University-wide approach
The center’s research itself involves experts from several UC Davis schools and colleges — such as medicine, veterinary medicine, engineering, agricultural and environmental sciences, biological sciences and letters and science — and contributions from several of the university’s other research and policy centers.
In one example, a veterinary toxicologist is working with the UC Davis Alzheimer’s Disease Center to tease apart biologic mechanisms that may explain how air pollutants influence brain function. In another, engineers and pulmonologists have joined forces to develop a wearable sensor device that could help define the specific environmental and chemical triggers of childhood asthma. Experts on community-academic partnerships from the UC Davis Center for Regional Change have also fostered new projects (for more examples of specific Environmental Health Sciences Center projects, see this issue's article on environmental toxins and disease).
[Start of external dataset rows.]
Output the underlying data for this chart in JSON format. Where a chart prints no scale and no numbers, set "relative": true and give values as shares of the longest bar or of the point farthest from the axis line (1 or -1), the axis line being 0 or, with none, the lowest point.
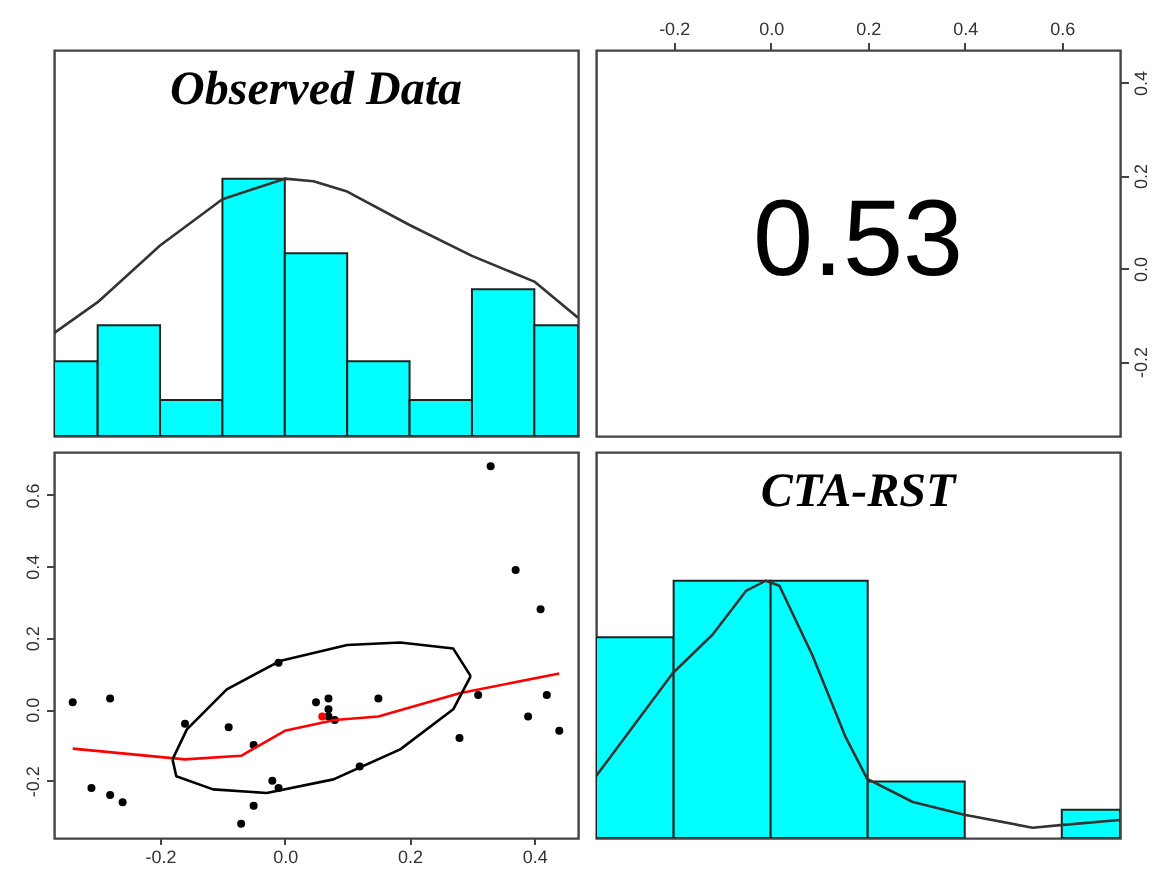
{
  "chart_data": [
    {
      "type": "histogram",
      "title": "Observed Data",
      "relative": true,
      "color": "#00ffff",
      "xlim": [
        -0.37,
        0.47
      ],
      "tick_labels": false,
      "bins": [
        -0.37,
        -0.3,
        -0.2,
        -0.1,
        0,
        0.1,
        0.2,
        0.3,
        0.4,
        0.47
      ],
      "values": [
        0.29,
        0.43,
        0.14,
        1,
        0.71,
        0.29,
        0.14,
        0.57,
        0.43
      ],
      "series": [
        {
          "type": "line",
          "color": "#333333",
          "x": [
            -0.37,
            -0.3,
            -0.2,
            -0.1,
            0,
            0.046,
            0.1,
            0.2,
            0.3,
            0.4,
            0.47
          ],
          "values": [
            0.4,
            0.52,
            0.74,
            0.92,
            1,
            0.99,
            0.95,
            0.82,
            0.7,
            0.6,
            0.46
          ]
        }
      ]
    },
    {
      "type": "scatter",
      "annotations": [
        "0.53"
      ],
      "xlim": [
        -0.36,
        0.72
      ],
      "xticks": [
        -0.2,
        {
          "value": 0,
          "label": "0.0"
        },
        0.2,
        0.4,
        0.6
      ],
      "ylim": [
        -0.36,
        0.47
      ],
      "yticks": [
        -0.2,
        {
          "value": 0,
          "label": "0.0"
        },
        0.2,
        0.4
      ]
    },
    {
      "type": "scatter",
      "xlim": [
        -0.37,
        0.47
      ],
      "ylim": [
        -0.36,
        0.72
      ],
      "xticks": [
        -0.2,
        {
          "value": 0,
          "label": "0.0"
        },
        0.2,
        0.4
      ],
      "yticks": [
        -0.2,
        {
          "value": 0,
          "label": "0.0"
        },
        0.2,
        0.4,
        0.6
      ],
      "series": [
        {
          "color": "#000000",
          "marker": "circle",
          "x": [
            -0.34,
            -0.31,
            -0.28,
            -0.28,
            -0.26,
            -0.16,
            -0.09,
            -0.05,
            -0.05,
            -0.07,
            -0.02,
            -0.01,
            -0.01,
            0.05,
            0.07,
            0.07,
            0.07,
            0.08,
            0.15,
            0.12,
            0.28,
            0.31,
            0.33,
            0.37,
            0.41,
            0.39,
            0.42,
            0.44
          ],
          "values": [
            0.02,
            -0.22,
            0.03,
            -0.24,
            -0.26,
            -0.04,
            -0.05,
            -0.1,
            -0.27,
            -0.32,
            -0.2,
            0.13,
            -0.22,
            0.02,
            0.03,
            0,
            -0.02,
            -0.03,
            0.03,
            -0.16,
            -0.08,
            0.04,
            0.68,
            0.39,
            0.28,
            -0.02,
            0.04,
            -0.06
          ]
        },
        {
          "color": "#ff0000",
          "marker": "circle",
          "x": [
            0.06
          ],
          "values": [
            -0.02
          ]
        },
        {
          "type": "line",
          "color": "#ff0000",
          "x": [
            -0.34,
            -0.16,
            -0.07,
            0,
            0.08,
            0.15,
            0.28,
            0.44
          ],
          "values": [
            -0.11,
            -0.14,
            -0.13,
            -0.06,
            -0.03,
            -0.02,
            0.045,
            0.1
          ]
        },
        {
          "type": "line",
          "color": "#000000",
          "x": [
            -0.18,
            -0.157,
            -0.093,
            -0.008,
            0.1,
            0.185,
            0.27,
            0.298
          ],
          "values": [
            -0.14,
            -0.056,
            0.056,
            0.135,
            0.18,
            0.187,
            0.17,
            0.093
          ]
        },
        {
          "type": "line",
          "color": "#000000",
          "x": [
            -0.18,
            -0.174,
            -0.115,
            -0.029,
            0.078,
            0.185,
            0.27,
            0.298
          ],
          "values": [
            -0.14,
            -0.187,
            -0.224,
            -0.234,
            -0.196,
            -0.112,
            0,
            0.093
          ]
        }
      ]
    },
    {
      "type": "histogram",
      "title": "CTA-RST",
      "relative": true,
      "color": "#00ffff",
      "xlim": [
        -0.36,
        0.72
      ],
      "tick_labels": false,
      "bins": [
        -0.36,
        -0.2,
        0,
        0.2,
        0.4,
        0.6,
        0.72
      ],
      "values": [
        0.78,
        1,
        1,
        0.22,
        0,
        0.11
      ],
      "series": [
        {
          "type": "line",
          "color": "#333333",
          "x": [
            -0.36,
            -0.202,
            -0.12,
            -0.051,
            -0.01,
            0.018,
            0.086,
            0.155,
            0.199,
            0.293,
            0.399,
            0.54,
            0.597,
            0.72
          ],
          "values": [
            0.24,
            0.64,
            0.79,
            0.96,
            1,
            0.98,
            0.71,
            0.39,
            0.23,
            0.14,
            0.09,
            0.04,
            0.05,
            0.07
          ]
        }
      ]
    }
  ]
}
Including experts in both veterinary and human medicine in the Environmental Health Sciences Center provides human-health researchers unique access to laboratory resources and animal models for testing the health outcomes of toxic exposures, said the center’s associate director and lung biology specialist Kent Pinkerton, Ph.D. In his own laboratory Pinkerton assesses the influence of a wide variety of airborne particulates on pulmonary disease, using equipment that was designed to reproduce real-world air quality conditions as part of a recent center-supported pilot project.
“Leveraging our laboratories and our talent across population science, basic science and translational science uniquely positions us to provide innovative solutions that are well beyond what typical ecology approaches offer,” said Pinkerton, a professor of anatomy, physiology and cell biology in the School of Veterinary Medicine and professor of pediatrics at the School of Medicine.
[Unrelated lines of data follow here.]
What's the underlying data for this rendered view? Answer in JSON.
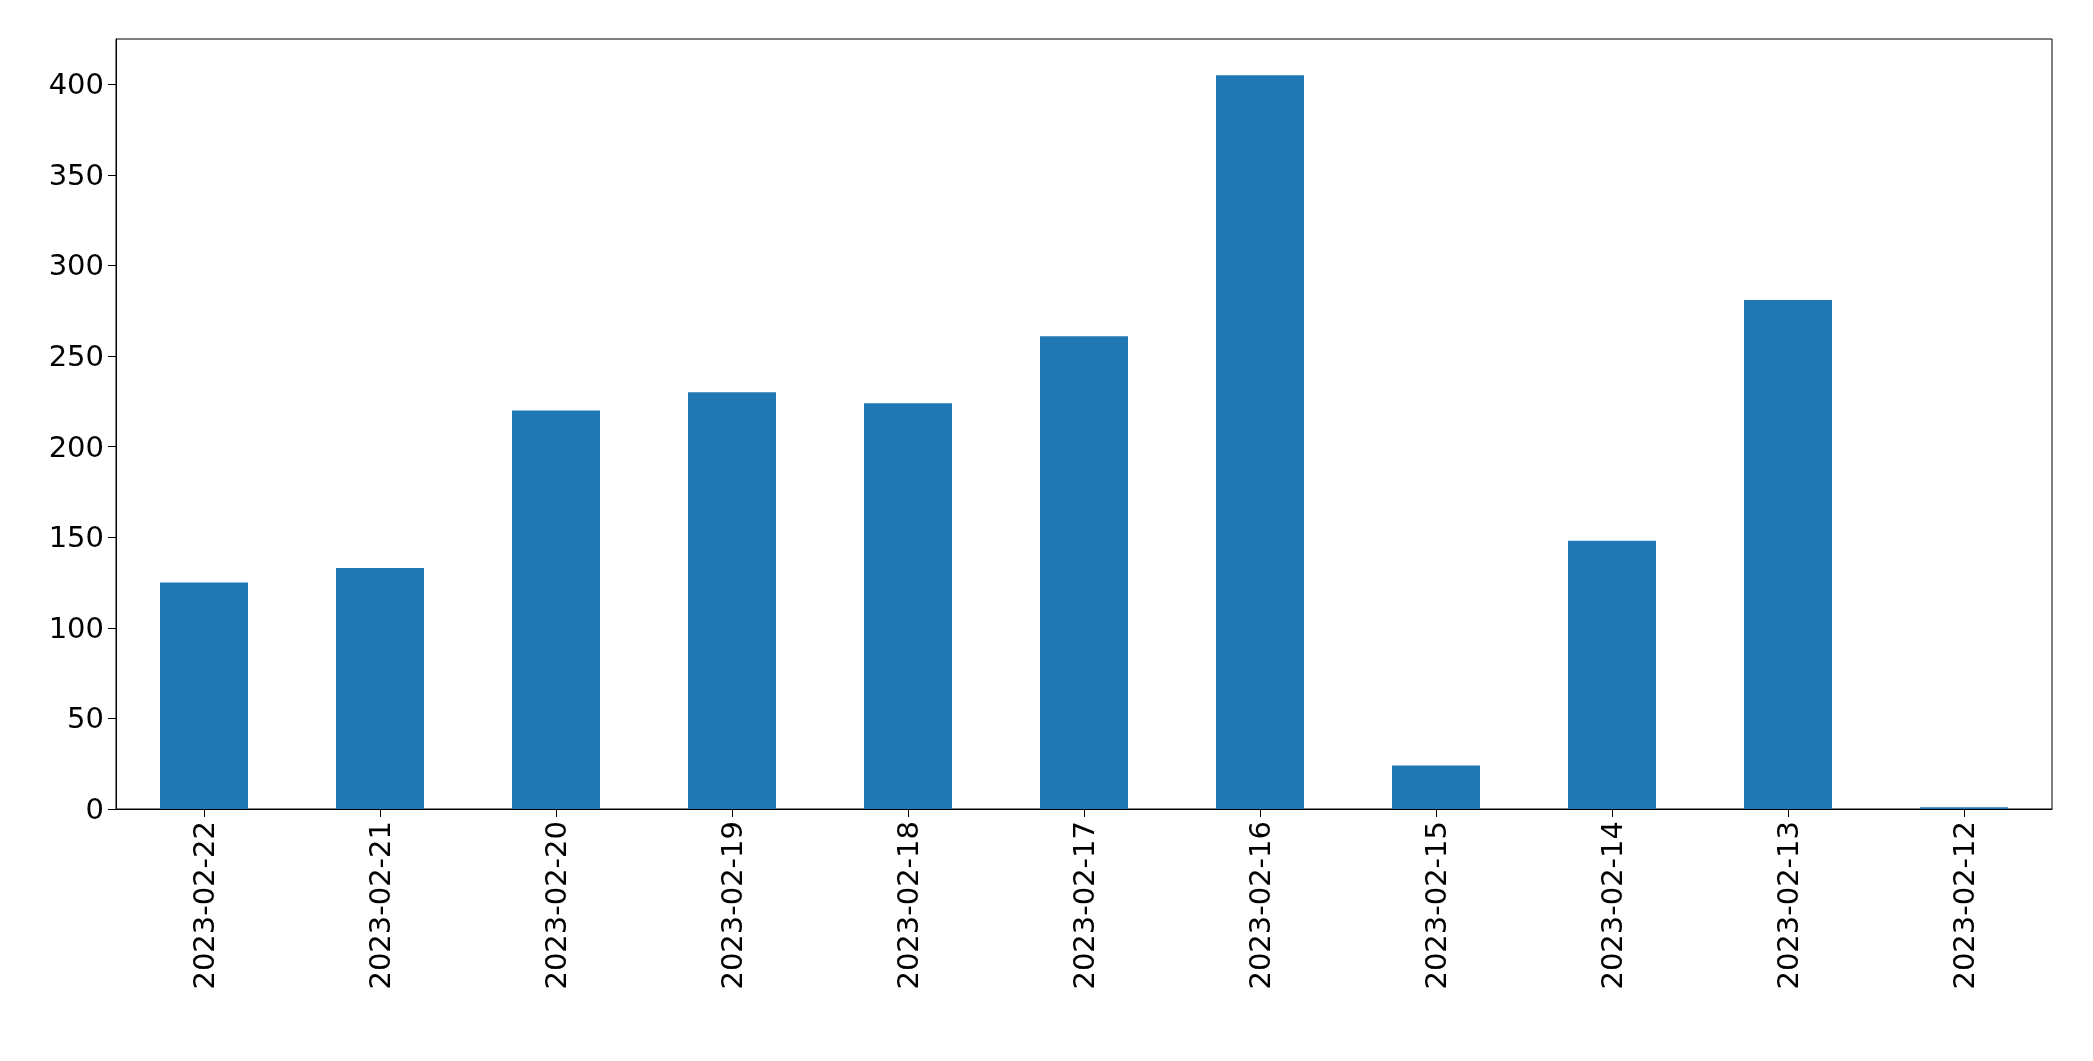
{
  "chart_data": {
    "type": "bar",
    "categories": [
      "2023-02-22",
      "2023-02-21",
      "2023-02-20",
      "2023-02-19",
      "2023-02-18",
      "2023-02-17",
      "2023-02-16",
      "2023-02-15",
      "2023-02-14",
      "2023-02-13",
      "2023-02-12"
    ],
    "values": [
      125,
      133,
      220,
      230,
      224,
      261,
      405,
      24,
      148,
      281,
      1
    ],
    "color": "#1f77b4",
    "ylim": [
      0,
      425
    ],
    "yticks": [
      0,
      50,
      100,
      150,
      200,
      250,
      300,
      350,
      400
    ],
    "grid": false
  }
}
Nurturing ideas and ideamakers
By supporting budding scientists in the field — as well as established researchers now turning their skills to environmental health problems — center leaders also hope to lay strong foundations for ongoing, expanded study in the San Joaquin and beyond.
Providing funds to test quality ideas is one mechanism for progress, and 24 projects have now received pilot funding or other support through the center as of this spring. Some have already led to larger studies and/or additional funding from the NIH. Others are still developing methods to evaluate toxic chemicals in breast milk, the gastrointestinal tract, semen, immune cells and other possible receptors (see environmental toxins article).
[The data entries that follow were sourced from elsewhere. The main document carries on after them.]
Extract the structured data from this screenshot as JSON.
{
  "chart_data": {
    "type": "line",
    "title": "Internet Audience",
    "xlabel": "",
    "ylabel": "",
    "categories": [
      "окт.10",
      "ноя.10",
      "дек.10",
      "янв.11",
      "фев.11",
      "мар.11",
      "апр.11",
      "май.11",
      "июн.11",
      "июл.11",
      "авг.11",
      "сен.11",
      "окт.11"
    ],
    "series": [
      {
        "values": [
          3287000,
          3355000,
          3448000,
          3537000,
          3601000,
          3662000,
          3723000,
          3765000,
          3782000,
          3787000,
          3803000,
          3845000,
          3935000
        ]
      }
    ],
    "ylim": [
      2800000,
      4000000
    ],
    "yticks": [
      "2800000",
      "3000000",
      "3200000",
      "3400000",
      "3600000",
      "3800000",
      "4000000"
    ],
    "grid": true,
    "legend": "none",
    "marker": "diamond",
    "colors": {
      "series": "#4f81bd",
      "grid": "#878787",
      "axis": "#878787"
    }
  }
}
Training the next generation of environmental health scientists is also a major goal. Early-career faculty from a variety of disciplines can gain valuable input on their research ideas during monthly feedback sessions held in conjunction with the UC Davis Clinical and Translational Science Center, and more formal mentoring and laboratory support is also available.
The first UC Davis scholar selected for career-development support was environmental toxicologist Michele La Merrill, who went on to earn a $1.3 million federal grant to investigate the banned-but-lingering pesticide DDT and its relationship with insulin resistance. The second, physiologist Melanie Gareau, earned federal support to examine how probiotics affect certain intestinal imbalances in newborns that are linked to a variety of health problems later in life.
The current scholar, Rebecca Calisi Rodriguez, has already gained national attention for past work that identified pigeons as possible “coal mine canaries” for the prediction of child-threatening lead contamination at the neighborhood level. She’s currently developing the model for a broader range of pollutants and their impacts on neurobiology and reproductive endocrinology.
“The center really gives us an opportunity to reinvigorate environmental health science,” Hertz-Picciotto said. “We’re excited about the partnerships we can inspire.”